For more complex logic, delegate to a static method that returns a boolean.

import org.junit.jupiter.api.Test;
import org.junit.jupiter.api.condition.EnabledIf;

class CustomConditionTest {

    @Test
    @EnabledIf("isDatabaseAvailable")
    void runOnlyIfDatabaseIsUp() {
        // Runs only if the referenced method returns true
    }

    static boolean isDatabaseAvailable() {
        // Perform a real check (ping DB, check port, etc.)
        return "true".equalsIgnoreCase(System.getenv("DB_UP"));
    }
}

The method must:

  • Be static (unless the test class is @TestInstance(PER_CLASS))
  • Return boolean
  • Take no arguments (or accept ExtensionContext)

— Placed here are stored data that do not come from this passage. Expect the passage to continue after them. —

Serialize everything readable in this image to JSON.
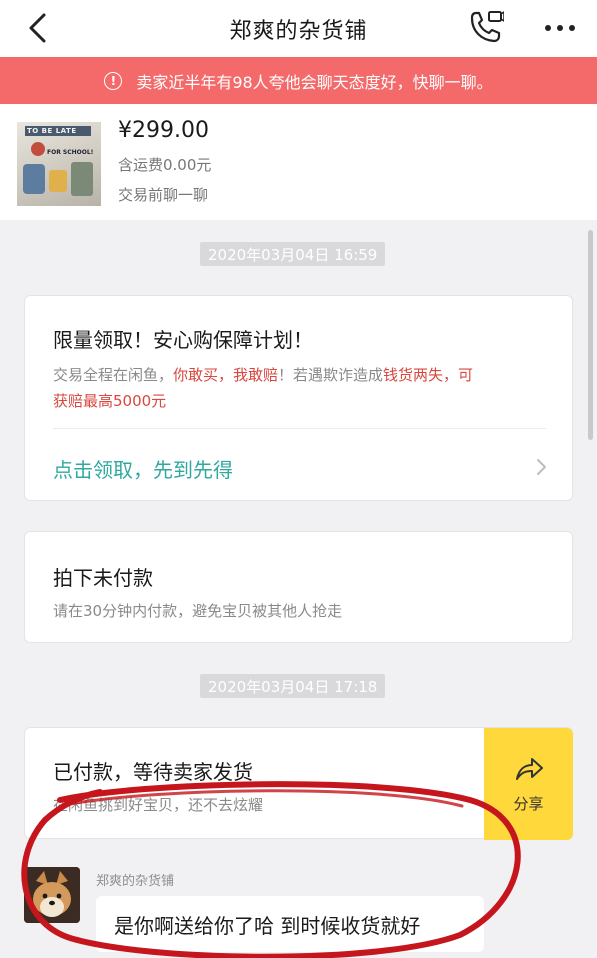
{
  "header": {
    "title": "郑爽的杂货铺",
    "back_icon": "chevron-left-icon",
    "phone_icon": "phone-icon",
    "more_icon": "more-dots-icon"
  },
  "notice": {
    "text": "卖家近半年有98人夸他会聊天态度好，快聊一聊。",
    "icon": "info-icon",
    "color": "#f46a6a"
  },
  "product": {
    "thumb_text_top": "TO BE LATE",
    "thumb_text_bottom": "FOR SCHOOL!",
    "price": "¥299.00",
    "shipping": "含运费0.00元",
    "chat_first": "交易前聊一聊"
  },
  "timestamps": [
    "2020年03月04日 16:59",
    "2020年03月04日 17:18"
  ],
  "protection_card": {
    "title": "限量领取！安心购保障计划！",
    "line1_a": "交易全程在闲鱼，",
    "line1_b": "你敢买，我敢赔",
    "line1_c": "！若遇欺诈造成",
    "line1_d": "钱货两失，可",
    "line2": "获赔最高5000元",
    "link": "点击领取，先到先得",
    "link_color": "#2fa9a0",
    "highlight_color": "#d9473f"
  },
  "unpaid_card": {
    "title": "拍下未付款",
    "subtitle": "请在30分钟内付款，避免宝贝被其他人抢走"
  },
  "paid_card": {
    "title": "已付款，等待卖家发货",
    "subtitle": "在闲鱼挑到好宝贝，还不去炫耀",
    "share_label": "分享",
    "share_color": "#ffd93b"
  },
  "chat": {
    "sender": "郑爽的杂货铺",
    "message": "是你啊送给你了哈 到时候收货就好"
  },
  "annotation_color": "#c4161c"
}
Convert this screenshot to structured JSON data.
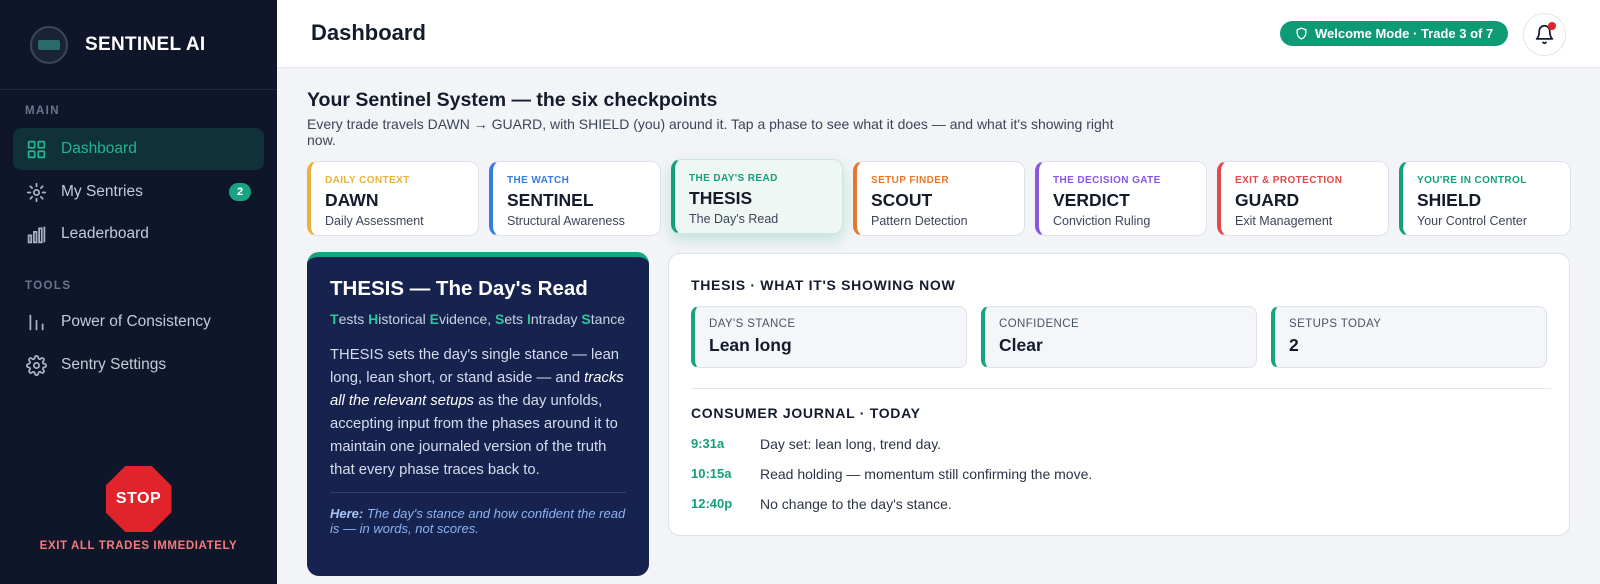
{
  "sidebar": {
    "brand": "SENTINEL AI",
    "section_main": "MAIN",
    "section_tools": "TOOLS",
    "items": [
      {
        "label": "Dashboard",
        "icon": "grid-icon",
        "active": true
      },
      {
        "label": "My Sentries",
        "icon": "sun-gear-icon",
        "badge": "2"
      },
      {
        "label": "Leaderboard",
        "icon": "bar-signal-icon"
      },
      {
        "label": "Power of Consistency",
        "icon": "bars-icon"
      },
      {
        "label": "Sentry Settings",
        "icon": "gear-icon"
      }
    ],
    "stop_label": "STOP",
    "stop_caption": "EXIT ALL TRADES IMMEDIATELY"
  },
  "header": {
    "title": "Dashboard",
    "mode_pill": "Welcome Mode · Trade 3 of 7"
  },
  "intro": {
    "title": "Your Sentinel System — the six checkpoints",
    "subtitle": "Every trade travels DAWN → GUARD, with SHIELD (you) around it. Tap a phase to see what it does — and what it's showing right now."
  },
  "phases": [
    {
      "kicker": "DAILY CONTEXT",
      "name": "DAWN",
      "desc": "Daily Assessment",
      "color": "#e8b33a"
    },
    {
      "kicker": "THE WATCH",
      "name": "SENTINEL",
      "desc": "Structural Awareness",
      "color": "#3a7be0"
    },
    {
      "kicker": "THE DAY'S READ",
      "name": "THESIS",
      "desc": "The Day's Read",
      "color": "#14a07b",
      "active": true
    },
    {
      "kicker": "SETUP FINDER",
      "name": "SCOUT",
      "desc": "Pattern Detection",
      "color": "#e5782a"
    },
    {
      "kicker": "THE DECISION GATE",
      "name": "VERDICT",
      "desc": "Conviction Ruling",
      "color": "#8a55e0"
    },
    {
      "kicker": "EXIT & PROTECTION",
      "name": "GUARD",
      "desc": "Exit Management",
      "color": "#e04a4a"
    },
    {
      "kicker": "YOU'RE IN CONTROL",
      "name": "SHIELD",
      "desc": "Your Control Center",
      "color": "#14a07b"
    }
  ],
  "thesis": {
    "title": "THESIS — The Day's Read",
    "acronym": [
      {
        "letter": "T",
        "rest": "ests "
      },
      {
        "letter": "H",
        "rest": "istorical "
      },
      {
        "letter": "E",
        "rest": "vidence, "
      },
      {
        "letter": "S",
        "rest": "ets "
      },
      {
        "letter": "I",
        "rest": "ntraday "
      },
      {
        "letter": "S",
        "rest": "tance"
      }
    ],
    "body_1": "THESIS sets the day's single stance — lean long, lean short, or stand aside — and ",
    "body_em": "tracks all the relevant setups",
    "body_2": " as the day unfolds, accepting input from the phases around it to maintain one journaled version of the truth that every phase traces back to.",
    "here_label": "Here:",
    "here_text": " The day's stance and how confident the read is — in words, not scores."
  },
  "panel": {
    "title": "THESIS · WHAT IT'S SHOWING NOW",
    "stats": [
      {
        "label": "DAY'S STANCE",
        "value": "Lean long"
      },
      {
        "label": "CONFIDENCE",
        "value": "Clear"
      },
      {
        "label": "SETUPS TODAY",
        "value": "2"
      }
    ],
    "journal_title": "CONSUMER JOURNAL · TODAY",
    "journal": [
      {
        "time": "9:31a",
        "text": "Day set: lean long, trend day."
      },
      {
        "time": "10:15a",
        "text": "Read holding — momentum still confirming the move."
      },
      {
        "time": "12:40p",
        "text": "No change to the day's stance."
      }
    ]
  }
}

6. Programmatic Conditions with Assumptions

Sometimes you don’t want a test skipped by annotation but rather aborted mid-execution based on runtime state. Use Assumptions:

import org.junit.jupiter.api.Test;
import static org.junit.jupiter.api.Assumptions.assumeTrue;
import static org.junit.jupiter.api.Assumptions.assumingThat;

class AssumptionTest {

    @Test
    void runOnlyIfOnDeveloperMachine() {
        assumeTrue("DEV".equals(System.getenv("PROFILE")),
                   "Skipping: not on developer profile");
        // rest of test logic
    }

    @Test
    void partiallyConditional() {
        assumingThat("CI".equals(System.getenv("PROFILE")), () -> {
            // Only executed in CI, but the outer test still runs
        });
        // Always executed
    }
}

Difference:

  • @Disabled* / @Enabled* → skipped at discovery time (test shows as skipped).
  • Assumptions → aborted at execution time (test shows as aborted).

Which One Should You Use?

Scenario Recommended Approach
Skip based on OS / JRE @EnabledOnOs, @EnabledOnJre
Skip based on env variable or system property @EnabledIfEnvironmentVariable, @EnabledIfSystemProperty
Complex, dynamic condition @EnabledIf("methodName")
Runtime state check inside the test Assumptions.assumeTrue(...)

Key Takeaways

  • Use annotation-based conditions for static, predictable rules (OS, JRE, env).
  • Use @EnabledIf / @DisabledIf for custom logic that can’t be expressed with the built-in annotations.
  • Use Assumptions when you need to abort a test at runtime based on data available only during execution.
  • Always provide a reason/message (e.g., disabledReason = "...") — future you (and your teammates) will thank you when reading test reports.